HARARE (Reuters) – Zimbabwe will allow citizens to access remittances from the diaspora and permit farmers to take their produce to the market, easing a three-week coronavirus lockdown that analysts fear could push the struggling economy to the brink of collapse.
Many citizens in the southern African nation, which has recorded one death from nine cases, rely on money from relatives in the diaspora but the lockdown had closed a major source of income.
Zimbabwe, which faces its worst economic crisis in a decade, marked by soaring inflation, shortages of foreign currency, food and electricity, earned $635 million from diaspora remittances last year.
Central bank governor John Mangudya said in a statement on Monday money tranfer agencies would be allowed to open three times a week from Tuesday but banks remained closed for any other transactions.
He said the decision was meant “to allow for the receipt of foreign currency remittances which cannot be transacted on any digital platform.”

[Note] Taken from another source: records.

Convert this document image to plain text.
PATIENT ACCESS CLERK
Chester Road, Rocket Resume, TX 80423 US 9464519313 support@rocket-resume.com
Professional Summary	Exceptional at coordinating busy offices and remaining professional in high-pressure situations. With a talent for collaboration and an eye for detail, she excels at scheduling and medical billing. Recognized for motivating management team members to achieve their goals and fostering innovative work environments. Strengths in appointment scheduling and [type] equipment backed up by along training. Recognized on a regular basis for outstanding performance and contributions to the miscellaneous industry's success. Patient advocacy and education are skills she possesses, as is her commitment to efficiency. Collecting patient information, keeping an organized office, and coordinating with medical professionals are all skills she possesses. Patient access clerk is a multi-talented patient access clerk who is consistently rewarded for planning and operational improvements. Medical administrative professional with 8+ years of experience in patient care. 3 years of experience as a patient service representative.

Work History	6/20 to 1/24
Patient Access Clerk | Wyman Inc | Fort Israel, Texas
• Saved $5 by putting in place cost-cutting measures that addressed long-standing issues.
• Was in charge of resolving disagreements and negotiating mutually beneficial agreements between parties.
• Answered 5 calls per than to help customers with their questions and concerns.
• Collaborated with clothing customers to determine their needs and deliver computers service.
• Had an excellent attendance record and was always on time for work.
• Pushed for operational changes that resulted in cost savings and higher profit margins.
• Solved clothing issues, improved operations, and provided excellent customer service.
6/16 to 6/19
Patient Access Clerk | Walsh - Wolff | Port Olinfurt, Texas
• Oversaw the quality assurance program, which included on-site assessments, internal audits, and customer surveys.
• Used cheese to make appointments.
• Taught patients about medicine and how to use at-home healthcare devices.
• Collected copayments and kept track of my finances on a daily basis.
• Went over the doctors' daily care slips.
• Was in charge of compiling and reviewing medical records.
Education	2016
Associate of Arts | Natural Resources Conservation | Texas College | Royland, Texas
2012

President Emmerson Mnangagwa, who ordered the lockdown that started on March 30, said separately that farmers would be allowed to sell their produce at the markets starting Tuesday.
Farmers had complained that their produce was rotting on the farms, leaving them without a source of income while shops were running out of fresh vegetables.
The easing of the lockdown shows the limitations that most African governments face as they seek to balance the need to stop the spread of the new coronavirus and keeping the wheels of the economy turning.